Chase Gregory Meidroth (born July 23, 2001) is an American professional baseball infielder for the Chicago White Sox of Major League Baseball (MLB). He made his MLB debut in 2025.

==Career==
===Amateur===
Meidroth attended Mira Costa High School in Manhattan Beach, California, and played college baseball for the San Diego Toreros. In 2022, he played collegiate summer baseball with the Kokomo Jackrabbits of the Northwoods League, and in 2022 with the Yarmouth–Dennis Red Sox of the Cape Cod Baseball League.

===Boston Red Sox===
Meidroth was drafted by the Boston Red Sox in the fourth round, with the 129th overall selection, of the 2022 Major League Baseball draft.

Meidroth spent his first professional season with the rookie-level Florida Complex League Red Sox and the Single-A Salem Red Sox. During 2022 minor league play, he had a .316 batting average with four home runs and 15 RBI in 22 games. In 2023, Meidroth played in High-A for the Greenville Drive and in Double-A for the Portland Sea Dogs, posting a .271 average with nine home runs and 57 RBI in 111 total appearances.

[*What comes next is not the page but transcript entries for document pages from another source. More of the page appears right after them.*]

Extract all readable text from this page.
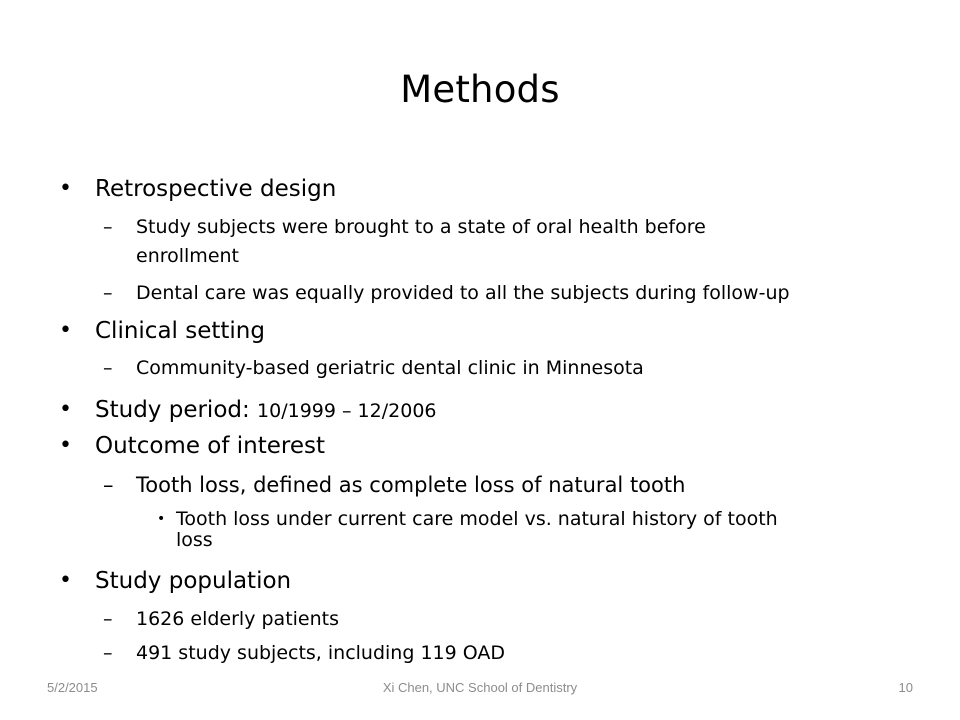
Methods
• Retrospective design
– Study subjects were brought to a state of oral health before
enrollment
– Dental care was equally provided to all the subjects during follow-up
• Clinical setting
– Community-based geriatric dental clinic in Minnesota
• Study period: 10/1999 – 12/2006
• Outcome of interest
– Tooth loss, defined as complete loss of natural tooth
• Tooth loss under current care model vs. natural history of tooth
loss
• Study population
– 1626 elderly patients
– 491 study subjects, including 119 OAD
5/2/2015	Xi Chen, UNC School of Dentistry	10
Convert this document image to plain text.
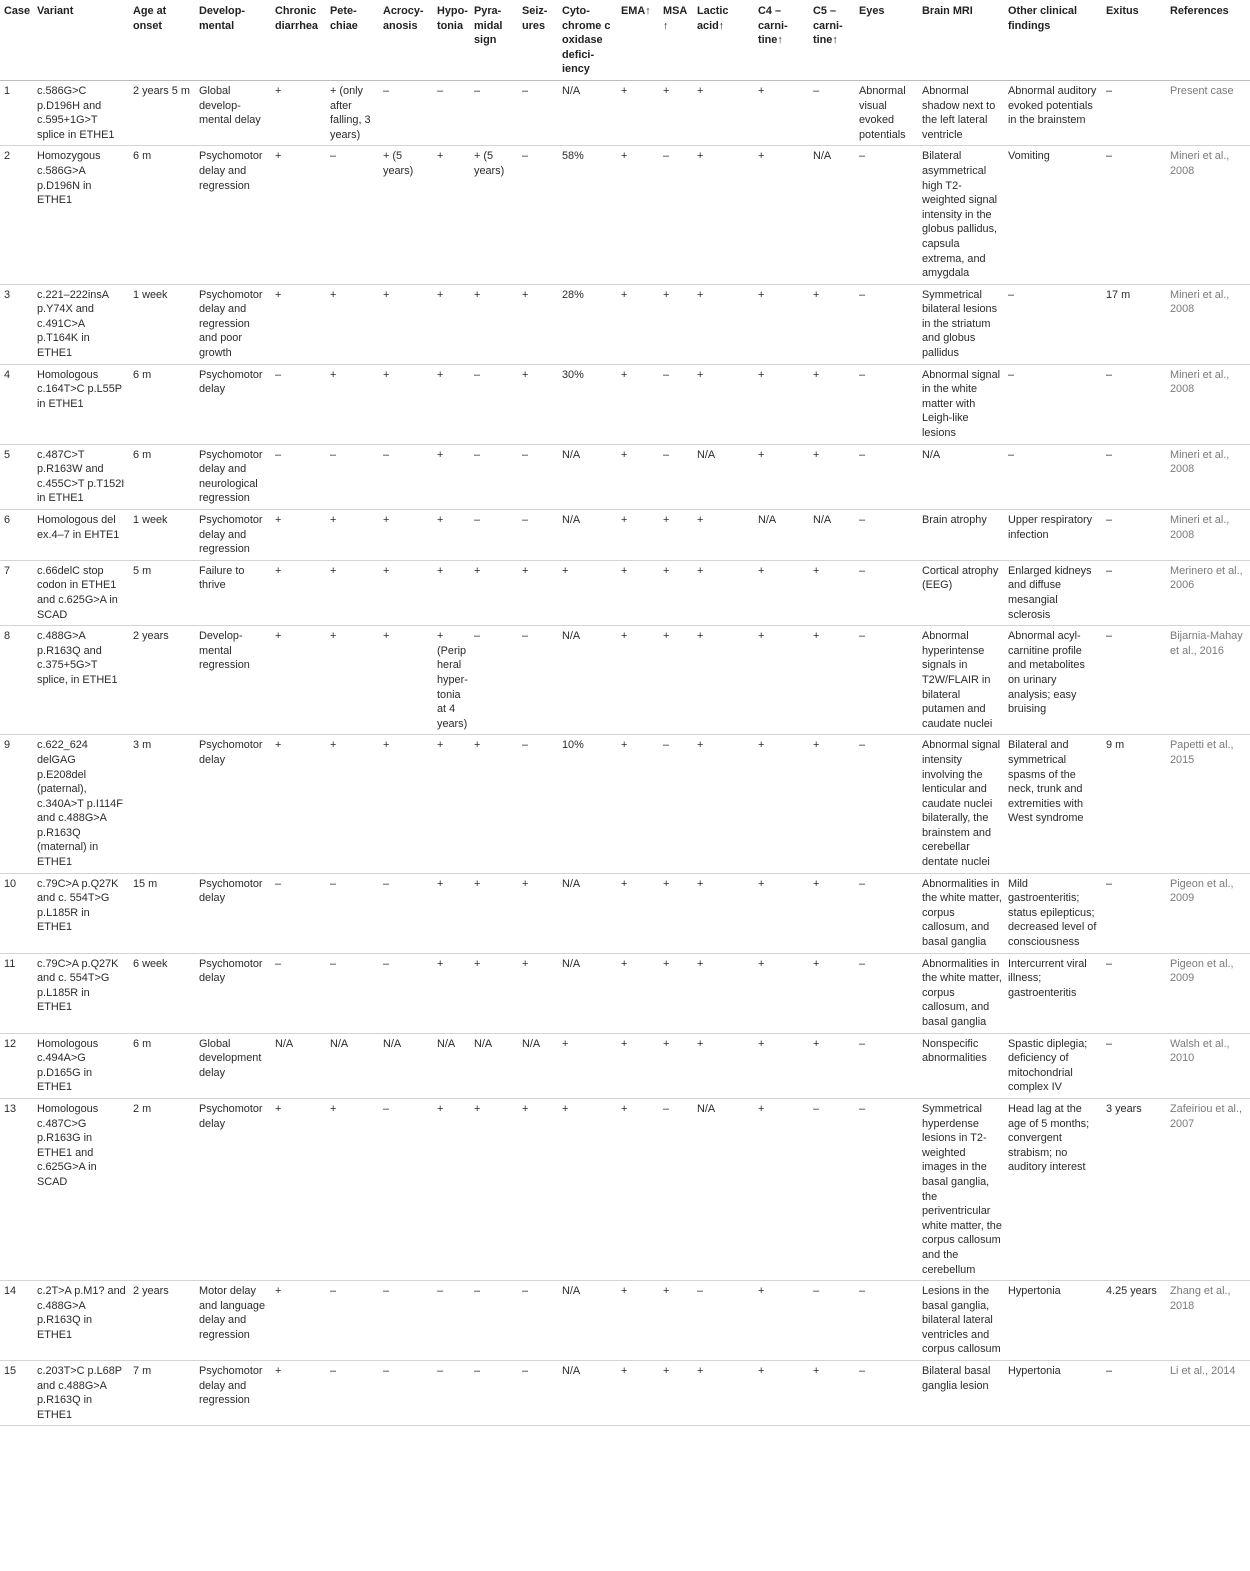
Case	Variant	Age at onset	Develop-mental	Chronic diarrhea	Pete-chiae	Acrocy-anosis	Hypo-tonia	Pyra-midal sign	Seiz-ures	Cyto-chrome c oxidase defici-iency	EMA↑	MSA↑	Lactic acid↑	C4 – carni-tine↑	C5 – carni-tine↑	Eyes	Brain MRI	Other clinical findings	Exitus	References
1	c.586G>C p.D196H and c.595+1G>T splice in ETHE1	2 years 5 m	Global develop-mental delay	+	+ (only after falling, 3 years)	–	–	–	–	N/A	+	+	+	+	–	Abnormal visual evoked potentials	Abnormal shadow next to the left lateral ventricle	Abnormal auditory evoked potentials in the brainstem	–	Present case
2	Homozygous c.586G>A p.D196N in ETHE1	6 m	Psychomotor delay and regression	+	–	+ (5 years)	+	+ (5 years)	–	58%	+	–	+	+	N/A	–	Bilateral asymmetrical high T2-weighted signal intensity in the globus pallidus, capsula extrema, and amygdala	Vomiting	–	Mineri et al., 2008
3	c.221–222insA p.Y74X and c.491C>A p.T164K in ETHE1	1 week	Psychomotor delay and regression and poor growth	+	+	+	+	+	+	28%	+	+	+	+	+	–	Symmetrical bilateral lesions in the striatum and globus pallidus	–	17 m	Mineri et al., 2008
4	Homologous c.164T>C p.L55P in ETHE1	6 m	Psychomotor delay	–	+	+	+	–	+	30%	+	–	+	+	+	–	Abnormal signal in the white matter with Leigh-like lesions	–	–	Mineri et al., 2008
5	c.487C>T p.R163W and c.455C>T p.T152I in ETHE1	6 m	Psychomotor delay and neurological regression	–	–	–	+	–	–	N/A	+	–	N/A	+	+	–	N/A	–	–	Mineri et al., 2008
6	Homologous del ex.4–7 in EHTE1	1 week	Psychomotor delay and regression	+	+	+	+	–	–	N/A	+	+	+	N/A	N/A	–	Brain atrophy	Upper respiratory infection	–	Mineri et al., 2008
7	c.66delC stop codon in ETHE1 and c.625G>A in SCAD	5 m	Failure to thrive	+	+	+	+	+	+	+	+	+	+	+	+	–	Cortical atrophy (EEG)	Enlarged kidneys and diffuse mesangial sclerosis	–	Merinero et al., 2006
8	c.488G>A p.R163Q and c.375+5G>T splice, in ETHE1	2 years	Develop-mental regression	+	+	+	+ (Peripheral hyper-tonia at 4 years)	–	–	N/A	+	+	+	+	+	–	Abnormal hyperintense signals in T2W/FLAIR in bilateral putamen and caudate nuclei	Abnormal acyl-carnitine profile and metabolites on urinary analysis; easy bruising	–	Bijarnia-Mahay et al., 2016
9	c.622_624 delGAG p.E208del (paternal), c.340A>T p.I114F and c.488G>A p.R163Q (maternal) in ETHE1	3 m	Psychomotor delay	+	+	+	+	+	–	10%	+	–	+	+	+	–	Abnormal signal intensity involving the lenticular and caudate nuclei bilaterally, the brainstem and cerebellar dentate nuclei	Bilateral and symmetrical spasms of the neck, trunk and extremities with West syndrome	9 m	Papetti et al., 2015
10	c.79C>A p.Q27K and c. 554T>G p.L185R in ETHE1	15 m	Psychomotor delay	–	–	–	+	+	+	N/A	+	+	+	+	+	–	Abnormalities in the white matter, corpus callosum, and basal ganglia	Mild gastroenteritis; status epilepticus; decreased level of consciousness	–	Pigeon et al., 2009
11	c.79C>A p.Q27K and c. 554T>G p.L185R in ETHE1	6 week	Psychomotor delay	–	–	–	+	+	+	N/A	+	+	+	+	+	–	Abnormalities in the white matter, corpus callosum, and basal ganglia	Intercurrent viral illness; gastroenteritis	–	Pigeon et al., 2009
12	Homologous c.494A>G p.D165G in ETHE1	6 m	Global development delay	N/A	N/A	N/A	N/A	N/A	N/A	+	+	+	+	+	+	–	Nonspecific abnormalities	Spastic diplegia; deficiency of mitochondrial complex IV	–	Walsh et al., 2010
13	Homologous c.487C>G p.R163G in ETHE1 and c.625G>A in SCAD	2 m	Psychomotor delay	+	+	–	+	+	+	+	+	–	N/A	+	–	–	Symmetrical hyperdense lesions in T2-weighted images in the basal ganglia, the periventricular white matter, the corpus callosum and the cerebellum	Head lag at the age of 5 months; convergent strabism; no auditory interest	3 years	Zafeiriou et al., 2007
14	c.2T>A p.M1? and c.488G>A p.R163Q in ETHE1	2 years	Motor delay and language delay and regression	+	–	–	–	–	–	N/A	+	+	–	+	–	–	Lesions in the basal ganglia, bilateral lateral ventricles and corpus callosum	Hypertonia	4.25 years	Zhang et al., 2018
15	c.203T>C p.L68P and c.488G>A p.R163Q in ETHE1	7 m	Psychomotor delay and regression	+	–	–	–	–	–	N/A	+	+	+	+	+	–	Bilateral basal ganglia lesion	Hypertonia	–	Li et al., 2014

Entering the 2024 season, Meidroth was ranked as the Red Sox' number 13 minor league prospect by Baseball America. He played in 122 games for the Triple–A Worcester Red Sox, slashing .293/.437/.401 with seven home runs, 57 RBI, and 13 stolen bases.

===Chicago White Sox===
On December 11, 2024, Meidroth, along with Braden Montgomery, Wikelman González, and Kyle Teel, was traded to the Chicago White Sox in exchange for Garrett Crochet. He began the 2025 season with the Triple-A Charlotte Knights, going 8-for-30 (.267) with three home runs, four RBI, and two stolen bases across nine games. On April 11, 2025, Meidroth was selected to the 40-man roster and promoted to the major leagues for the first time. On May 17, Meidroth hit his first career home run off of Matthew Boyd of the Chicago Cubs.